I don't know what's wrong with me lately.
Honestly I've been going through a lot of changes in my life. Just recently I transferred areas at work again, dropping my full time status, and putting myself in a totally new situation where I know less than a handful of people, and I'm doing things I've never had experience with before. With it comes a lot less stability. I've gone from working 40 hours weeks, Monday-Friday every week, to maybe working 4 hours a week, and who knows when those will be because I'm generally fighting 200 other people for those precious few hours. I went from living paycheck to paycheck...to not being able to live until through the day I get paid.
It's killing me for more than that reason. I don't like change as I have realized by making this transition. I don't like not knowing absolutely everything. I don't like not having technical things for me to learn about and master. I enjoy working with my hands and being able to tell you how things work. And right now I can't do that because I don't know how things work.
More than that I feel absolutely judged every single day. My shirt isn't ironed and pressed. My nametag is slightly off center. My shoes have a slight amount of dirt on them that I haven't been able to wipe away in the 30 seconds since it happened. My nail polish that I spent $40 to have done is starting to crack after a week and I need to have it removed, but I spend 40 fucking dollars on it. Feel judged for wearing a slightly larger vest and shirt size than all the other girls and maybe I should stop eating to help me go down a size because none of them ever seem to eat more than half a salad on lunch breaks.
And maybe some (or most) of it is in my head. But the pressure is getting to me after such a short period of time.
But this job I'm in now is something that I've wanted since I was a little kid, when I was 11 years ago and met a VIP Tour Guide in line for Peter Pan. It's something that my parents wanted for me, and something that my mom has talked about nonstop since I started working for Disney. And now that I'm there, and I can't afford to make ends meet, my mom is nowhere to be seen because there's no way she can feasibly afford to help me out anymore. The fighting about money was bad enough when I was working 25-40 hour weeks, but now that I'm working 4 a week, I don't know how badly this is gonna destroy me.

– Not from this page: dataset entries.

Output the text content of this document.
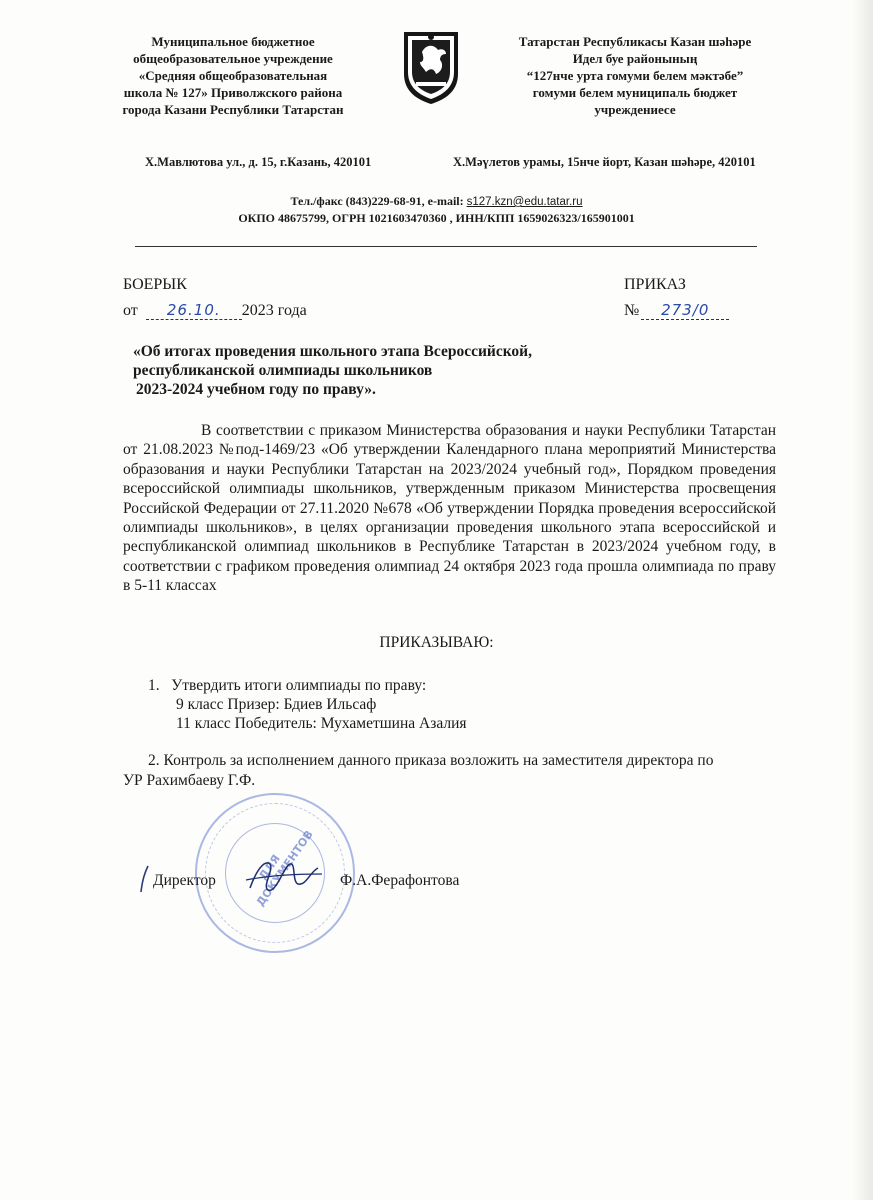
Муниципальное бюджетное
общеобразовательное учреждение
«Средняя общеобразовательная
школа № 127» Приволжского района
города Казани Республики Татарстан
Татарстан Республикасы Казан шәһәре
Идел буе районының
“127нче урта гомуми белем мәктәбе”
гомуми белем муниципаль бюджет
учреждениесе
Х.Мавлютова ул., д. 15, г.Казань, 420101	Х.Мәүлетов урамы, 15нче йорт, Казан шәһәре, 420101
Тел./факс (843)229-68-91, e-mail: s127.kzn@edu.tatar.ru
ОКПО 48675799, ОГРН 1021603470360 , ИНН/КПП 1659026323/165901001
БОЕРЫК	ПРИКАЗ
от 26.10. 2023 года	№ 273/0
«Об итогах проведения школьного этапа Всероссийской,
республиканской олимпиады школьников
2023-2024 учебном году по праву».
В соответствии с приказом Министерства образования и науки Республики Татарстан от 21.08.2023 №под-1469/23 «Об утверждении Календарного плана мероприятий Министерства образования и науки Республики Татарстан на 2023/2024 учебный год», Порядком проведения всероссийской олимпиады школьников, утвержденным приказом Министерства просвещения Российской Федерации от 27.11.2020 №678 «Об утверждении Порядка проведения всероссийской олимпиады школьников», в целях организации проведения школьного этапа всероссийской и республиканской олимпиад школьников в Республике Татарстан в 2023/2024 учебном году, в соответствии с графиком проведения олимпиад 24 октября 2023 года прошла олимпиада по праву в 5-11 классах
ПРИКАЗЫВАЮ:
1. Утвердить итоги олимпиады по праву:
9 класс Призер: Бдиев Ильсаф
11 класс Победитель: Мухаметшина Азалия
2. Контроль за исполнением данного приказа возложить на заместителя директора по
УР Рахимбаеву Г.Ф.
ДЛЯ ДОКУМЕНТОВ
Директор	Ф.А.Ферафонтова
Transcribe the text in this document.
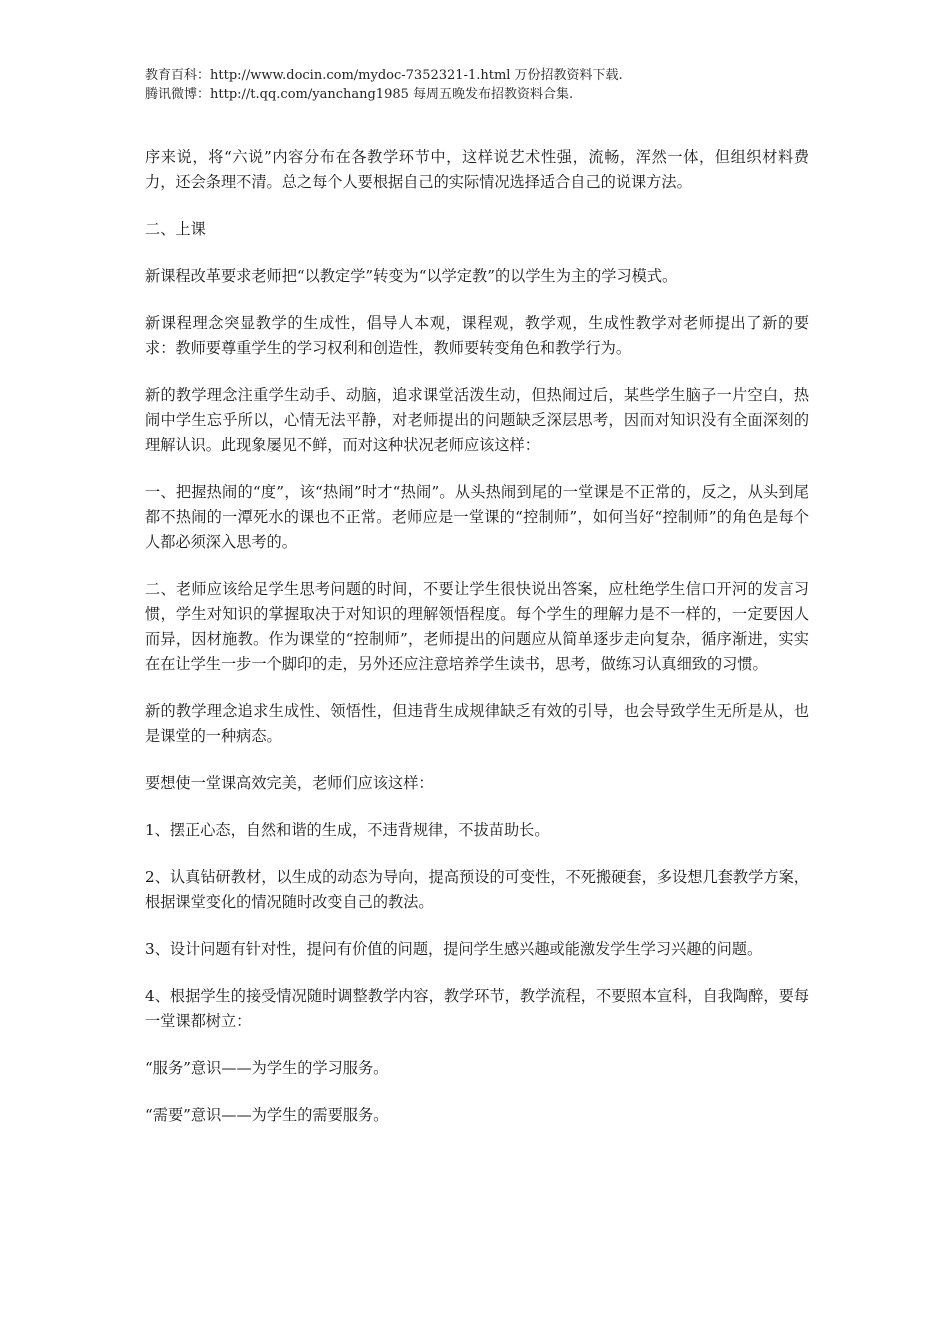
教育百科：http://www.docin.com/mydoc-7352321-1.html 万份招教资料下载.
腾讯微博：http://t.qq.com/yanchang1985 每周五晚发布招教资料合集.

序来说，将“六说”内容分布在各教学环节中，这样说艺术性强，流畅，浑然一体，但组织材料费力，还会条理不清。总之每个人要根据自己的实际情况选择适合自己的说课方法。

二、上课

新课程改革要求老师把“以教定学”转变为“以学定教”的以学生为主的学习模式。

新课程理念突显教学的生成性，倡导人本观，课程观，教学观，生成性教学对老师提出了新的要求：教师要尊重学生的学习权利和创造性，教师要转变角色和教学行为。

新的教学理念注重学生动手、动脑，追求课堂活泼生动，但热闹过后，某些学生脑子一片空白，热闹中学生忘乎所以，心情无法平静，对老师提出的问题缺乏深层思考，因而对知识没有全面深刻的理解认识。此现象屡见不鲜，而对这种状况老师应该这样：

一、把握热闹的“度”，该“热闹”时才“热闹”。从头热闹到尾的一堂课是不正常的，反之，从头到尾都不热闹的一潭死水的课也不正常。老师应是一堂课的“控制师”，如何当好“控制师”的角色是每个人都必须深入思考的。

二、老师应该给足学生思考问题的时间，不要让学生很快说出答案，应杜绝学生信口开河的发言习惯，学生对知识的掌握取决于对知识的理解领悟程度。每个学生的理解力是不一样的，一定要因人而异，因材施教。作为课堂的“控制师”，老师提出的问题应从简单逐步走向复杂，循序渐进，实实在在让学生一步一个脚印的走，另外还应注意培养学生读书，思考，做练习认真细致的习惯。

新的教学理念追求生成性、领悟性，但违背生成规律缺乏有效的引导，也会导致学生无所是从，也是课堂的一种病态。

要想使一堂课高效完美，老师们应该这样：

1、摆正心态，自然和谐的生成，不违背规律，不拔苗助长。

2、认真钻研教材，以生成的动态为导向，提高预设的可变性，不死搬硬套，多设想几套教学方案，根据课堂变化的情况随时改变自己的教法。

3、设计问题有针对性，提问有价值的问题，提问学生感兴趣或能激发学生学习兴趣的问题。

4、根据学生的接受情况随时调整教学内容，教学环节，教学流程，不要照本宣科，自我陶醉，要每一堂课都树立：

“服务”意识——为学生的学习服务。

“需要”意识——为学生的需要服务。
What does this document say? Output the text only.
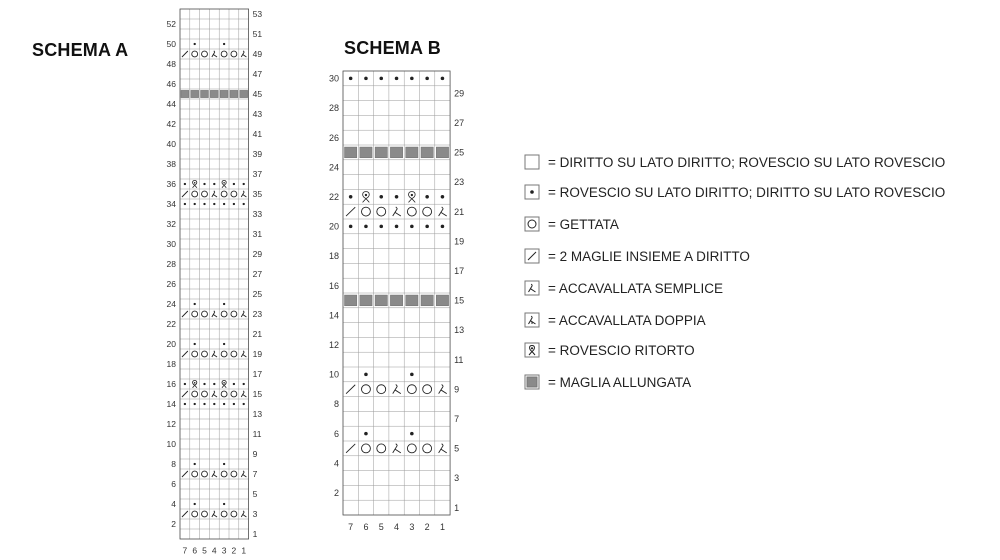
SCHEMA A	SCHEMA B
1
2
3
4
5
6
7
8
9
10
11
12
13
14
15
16
17
18
19
20
21
22
23
24
25
26
27
28
29
30
31
32
33
34
35
36
37
38
39
40
41
42
43
44
45
46
47
48
49
50
51
52
53
7 6 5 4 3 2 1
1
2
3
4
5
6
7
8
9
10
11
12
13
14
15
16
17
18
19
20
21
22
23
24
25
26
27
28
29
30
7 6 5 4 3 2 1
= DIRITTO SU LATO DIRITTO; ROVESCIO SU LATO ROVESCIO
= ROVESCIO SU LATO DIRITTO; DIRITTO SU LATO ROVESCIO
= GETTATA
= 2 MAGLIE INSIEME A DIRITTO
= ACCAVALLATA SEMPLICE
= ACCAVALLATA DOPPIA
= ROVESCIO RITORTO
= MAGLIA ALLUNGATA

And I could go back. Could go back to the area I was in before, lose my extra $1.50 that came with my transferring. Get my full time back. Go to where I work with the same people every day that I love and that love me. But I can't get myself to do it. I'm too proud. I know I'm too proud. Because when I interviewed for this position and got it, I got nothing but praise, nothing but well wishes, nothing but people saying "you earned this" or "make us proud". And if I went back, I'd be coming back with my head hanging down low. I'd be coming back with my tail between my legs. This girl is coming back, and she's walking real slow. Just like when I went to Indy from Mansion, I could not give up my pride to go back to the place I had made my place with leaving. And now I can't go from my new role back to Indy.
People may not judge me, but I would judge myself. And that could be a worse fate.
As if work and money and family issues weren't enough, I'm also feeling more alone than ever.
Do you ever feel like everyone in your life has someone except for you? Even if they don't actually have someone, they have the potential to have someone. I feel as if I have no potential. After my clean break (mutual for many reasons) break-up a few months ago, I was content being by myself. I had finally had someone who had treated me well and made me feel special. And when that was over, I knew that I deserved to be treated that way and I wasn't going to settle for anything less.
But time has passed, and I see everyone in my life either dating people, getting married, having babies, or at the very least talking to people that they are interested in and probably are interested in them as well (this feels like high school), even my widowed mother has started dating again, and I'm here feeling like I'm nothing. I wake up alone, go to work, and come home with no one to share my experiences with. No one to go see a movie with. No one to hug when I'm feeling upset with life.
And the sad thing is, is that I don't even know what I want. Part of me wants to go back to the past, try and make it work with guys that it hasn't worked out with for various reasons in the past. And then I realize that things that are in the past are in the past for a reason. They're dead and gone, and like zombies, it's never a good idea to bring them back from where they come from. But there's always that voice in my head that says "But we never had a chance... Maybe if we had the right timing things could work out..."
And I can't get that to shut up.
I just want some proof that I'm not going to be alone forever. I'm almost 23, and most people at my age aren't thinking about forever. But I grew up in a town where all my friends are now married or have babies or both. That's the norm there, and I can't turn off that part of my brain even though I moved 500 miles away and haven't lived in that Podunk town in 5 years. Not to mention all my friends out here are generally older than I am, and are indeed thinking about these types of things.
I just want something real. And I don't want to force it happen. But nothing else seems to be working.
This is always something that's on my mind, but with everything in my life going on, it just seems to be getting louder and louder and for some reason I can't get it to quiet down.
Don't judge me.
I just don't know what's wrong with me.